= Ronald J. Onorato =

American art historian

Ronald J. Onorato is a Professor of Art History and Chair in the University of Rhode Island Art and Art History Department. His scholarship focusses on American architecture, public sculpture and funerary art with a special interest in the architectural heritage of Newport, Rhode Island from the colonial period to the present. He is chair of the National Register Review Board for Rhode Island and an honorary member of the American Institute of Architecture, Rhode Island Chapter. He has served as Co-Chair of the URI Center for the Humanities, on the Board of Directors, Newport Historical Society, as President of the Board, Pettaquamscutt Historical Society and is a trustee of the Newport Art Museum.

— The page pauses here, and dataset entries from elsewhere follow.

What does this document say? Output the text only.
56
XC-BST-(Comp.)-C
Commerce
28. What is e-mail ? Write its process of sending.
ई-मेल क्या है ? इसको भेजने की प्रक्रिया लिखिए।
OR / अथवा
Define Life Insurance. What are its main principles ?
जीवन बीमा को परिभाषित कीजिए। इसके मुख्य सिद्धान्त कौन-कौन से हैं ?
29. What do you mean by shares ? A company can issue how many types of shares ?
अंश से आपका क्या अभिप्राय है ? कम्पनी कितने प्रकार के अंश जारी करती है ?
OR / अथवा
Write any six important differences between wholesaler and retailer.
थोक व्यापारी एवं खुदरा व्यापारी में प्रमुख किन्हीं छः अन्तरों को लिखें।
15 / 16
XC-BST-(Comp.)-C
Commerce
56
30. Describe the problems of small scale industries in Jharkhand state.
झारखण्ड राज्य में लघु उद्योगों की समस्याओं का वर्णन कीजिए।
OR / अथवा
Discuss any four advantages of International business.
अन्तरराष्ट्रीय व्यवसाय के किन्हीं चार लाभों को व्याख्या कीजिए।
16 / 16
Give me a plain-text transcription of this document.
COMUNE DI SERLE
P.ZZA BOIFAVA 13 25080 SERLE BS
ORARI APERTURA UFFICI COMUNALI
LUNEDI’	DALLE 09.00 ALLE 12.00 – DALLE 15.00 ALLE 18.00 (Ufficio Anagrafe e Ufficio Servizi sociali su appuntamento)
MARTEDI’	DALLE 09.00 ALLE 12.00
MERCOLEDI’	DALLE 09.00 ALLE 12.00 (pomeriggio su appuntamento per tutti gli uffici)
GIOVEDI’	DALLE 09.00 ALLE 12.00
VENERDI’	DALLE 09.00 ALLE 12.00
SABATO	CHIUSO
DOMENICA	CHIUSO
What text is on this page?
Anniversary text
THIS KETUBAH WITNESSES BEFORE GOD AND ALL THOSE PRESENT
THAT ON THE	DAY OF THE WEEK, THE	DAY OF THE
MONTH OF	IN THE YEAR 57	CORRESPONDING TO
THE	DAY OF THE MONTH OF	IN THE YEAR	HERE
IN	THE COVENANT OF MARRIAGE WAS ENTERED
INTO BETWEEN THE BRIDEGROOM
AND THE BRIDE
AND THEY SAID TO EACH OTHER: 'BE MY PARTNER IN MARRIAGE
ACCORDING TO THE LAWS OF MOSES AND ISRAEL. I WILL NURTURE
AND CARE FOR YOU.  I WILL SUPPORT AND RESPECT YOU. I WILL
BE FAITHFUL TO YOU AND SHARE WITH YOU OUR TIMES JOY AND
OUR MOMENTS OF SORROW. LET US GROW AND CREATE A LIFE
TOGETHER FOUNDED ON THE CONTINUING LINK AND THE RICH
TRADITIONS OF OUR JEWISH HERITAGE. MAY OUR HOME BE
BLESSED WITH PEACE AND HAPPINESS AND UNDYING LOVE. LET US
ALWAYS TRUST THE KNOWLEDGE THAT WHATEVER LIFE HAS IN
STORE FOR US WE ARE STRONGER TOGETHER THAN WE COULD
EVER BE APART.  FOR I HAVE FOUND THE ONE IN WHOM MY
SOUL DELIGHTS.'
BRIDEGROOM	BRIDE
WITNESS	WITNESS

==Background and education==
Onorato received his BA in Art History from Rutgers University, and his MA and PhD at Brown University. He has worked as senior curator at the La Jolla Museum of Contemporary Art in California and the New York Cultural Center in Manhattan.

==Publications==
- 1974: "Providence Architecture, 1859-1908: Stone, Carpenter and Willson." Rhode Island History (August) Vol 33. Published by the Rhode Island Historical Society.
- 2004: Buildings of Rhode Island. Oxford University Press, New York. Contributing editor with William Mackenzie Woodward and William Jordy. ISBN 0195061470
- 2007: AIA Guide to Newport. American Institute of Architects, Providence. ISBN 097927270X.
- 2008: "Architecture and Drawing: The Newport Career of John Dixon Johnston." Newport History, 77:258,2.

==Fellowships, grants and awards==
- 1976 Wyeth Foundation for American Art Publication Grant.
- 2011 URI Center for the Humanities Faculty Research Award for the project “George Champlin Mason Jr., the Colonial Revival and Preservation in American Architecture.”
- The Prince of Wales Institute of Architecture Fellowship.
- Principal Investigator, several projects for the National Endowment for the Arts.

==Notable affiliations==
- Rhode Island Historic Preservation and Heritage, Commissioner.
- National Register of Historic Places Review Board, member.
- Rhode Island Historic Cemetery Commission, former member.
- Newport Historical Society, Former Board Officer.
- Newport Art Museum, Former Board Officer.
- The Pettaquamscutt Historical Society, Former Board Officer.